Larry and Becky Jamison, 1996
I stayed home from church this morning due to snowy roads and very cold weather. I committed to worshipping my Heavenly Father in the comfort of my warm home, and I'm in awe at the blessing that has come back to me upon making that commitment!
As I was looking through my bookcases for a particular book (which I still can't find!), I came across a Journal that I began to write in many years ago. I pulled out this Journal and noticed that I'd only written 3 pages, then quit. But as I read my writings, I decided to share them with you because it feels timely. Larry passed away Nov 13, 2018, just 16 weeks ago. Yes, I count the weeks. The grief and resulting pain that I've felt from this loss have grown by the week. I look forward to the day when that trend reverses, and I can feel more peace by the week. It just happens that the 3 pages I wrote were all about my relationship with my dear husband, whom I had married Oct. 22, 1994. I share it with you:
"January 1, 1996
It's not easy to begin my journal writings. I've decided to write as this new year begins because I feel like I have a lot of thoughts going through my head that should be recorded on paper. In recording them, I'm exposing them to be read by others--chiefly my wonderful and very "curious" husband, Jamie; hopefully someday by my son Matt, if he's ever interested in "stepping inside his mother's mind", and maybe extended family members. In addition, I'm exposing my thoughts as a basis for my own interpretation and maybe occasionally, analysis. Gaining understanding throughout my life is very important to me and I think writing what comes to my mind will aid, in many ways, my understanding of life. So tonight, on this first day of this year, I being a new discipline of putting myself here on these pages.

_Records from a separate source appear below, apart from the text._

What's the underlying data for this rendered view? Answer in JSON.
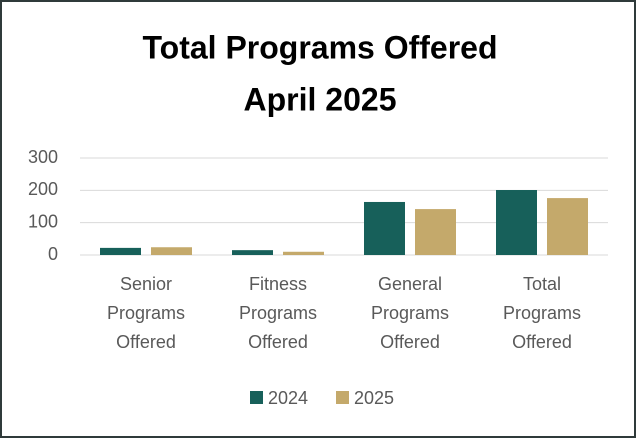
{
  "chart_data": {
    "type": "bar",
    "title": "Total Programs Offered",
    "subtitle": "April 2025",
    "categories": [
      "Senior Programs Offered",
      "Fitness Programs Offered",
      "General Programs Offered",
      "Total Programs Offered"
    ],
    "series": [
      {
        "name": "2024",
        "color": "#17605a",
        "values": [
          22,
          15,
          164,
          201
        ]
      },
      {
        "name": "2025",
        "color": "#c4a96b",
        "values": [
          24,
          10,
          142,
          176
        ]
      }
    ],
    "ylim": [
      0,
      300
    ],
    "yticks": [
      0,
      100,
      200,
      300
    ],
    "grid": true,
    "legend": "bottom"
  }
}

This will appear much of the time to be a journal of me and Jamie, for my husband is such a part of me. It's hard to separate the ME from the WE and that's the way both he and I want it to be.
We've talked a lot today about the year ahead and feel very positive about the days before us. I feel like we've both been through such difficult times the last 10 years that 1996 has to be better. Our lives are straightening out, we're beginning to establish new and pleasant routines, we're relaxing more in our relationship because of increasing trust, safety, support, encouragement, intimacy, and most of all, our living and growing LOVE. We don't know what all we'll have to go through this year, but we know with God's blessing of life and health, we'll go through everything together! Our toast as the New Year came in last night was "Together!" I feel such safety and comfort in my life now knowing that as Mrs. Larry Jamison, my life is here in my home with my family--Jamie, Matt (my son) and Matthew (Larry's son) and on occasion Ruthie (Larry's daughter).
Jan. 2: I've finished most of my day's work here at home this evening and am now looking forward to a nice quiet evening with Jamie, Matt, and Matthew. I've been on vacation from my job at Schmidt Construction Co. since Dec 22nd and have felt like I've "come back home" during these days in my home. For the first time in 10 years, I've had time to stay home and be a homemaker. And this is the way I'd prefer to spend all my days - taking care of my home and my family. I've cleaned, ironed, baked, hung pictures and of course cooked, taken care of the laundry and dishes, car, gotten things repaired, paid, etc. I wish my time at home could be extended because there are so many things I'd like to have time to do. This is where my heart is - in my home. I feel safe and capable here because I know what I'm doing and I do it well. I can do things to take care of my husband and family and that's all I want to do! Then for myself, I'd like to have more time to read and write.
Jamie and I have committed to reading every evening if possible. We've begun several church books: "Brigham Young, American Moses", "Millenial Messiah", and "Following Christ", to list a few. I just bought "We Believe" and have started it and am so anxious to keep going through it. But most of all, I want to make more time to read my Scriptures -- always with Jamie if possible.
My precious Jamie is my teacher, my guide, my soul, my heart, and my angel. I feel my Heavenly Father's warm, loving Spirit in my Jamie." --Becky Jamison
That's all I wrote in this Journal. While I wish I'd contributed more to my Journal, looking back on my life at that time, I know why I didn't. I was busy! I worked full time as the Management Secretary for an asphalt construction company, attended church regularly, was finding my way at being a step-mother to my husband's 6 children, and helped Larry take care of his father who suffered from Alzheimer's Disease and his mother, who lived alone and was limited by Macular Degeneration.
But while I didn't contribute more to my journal, I'm comfortable that what I did contribute really said it all. It's a good summary of the 24 years of marriage that I had with my sweetheart. We were always busy together, we read and discussed together, we took care of our family, and he was always my heart, soul and my angel. He still is and always will be, through eternity. For that blessing, I'm deeply grateful.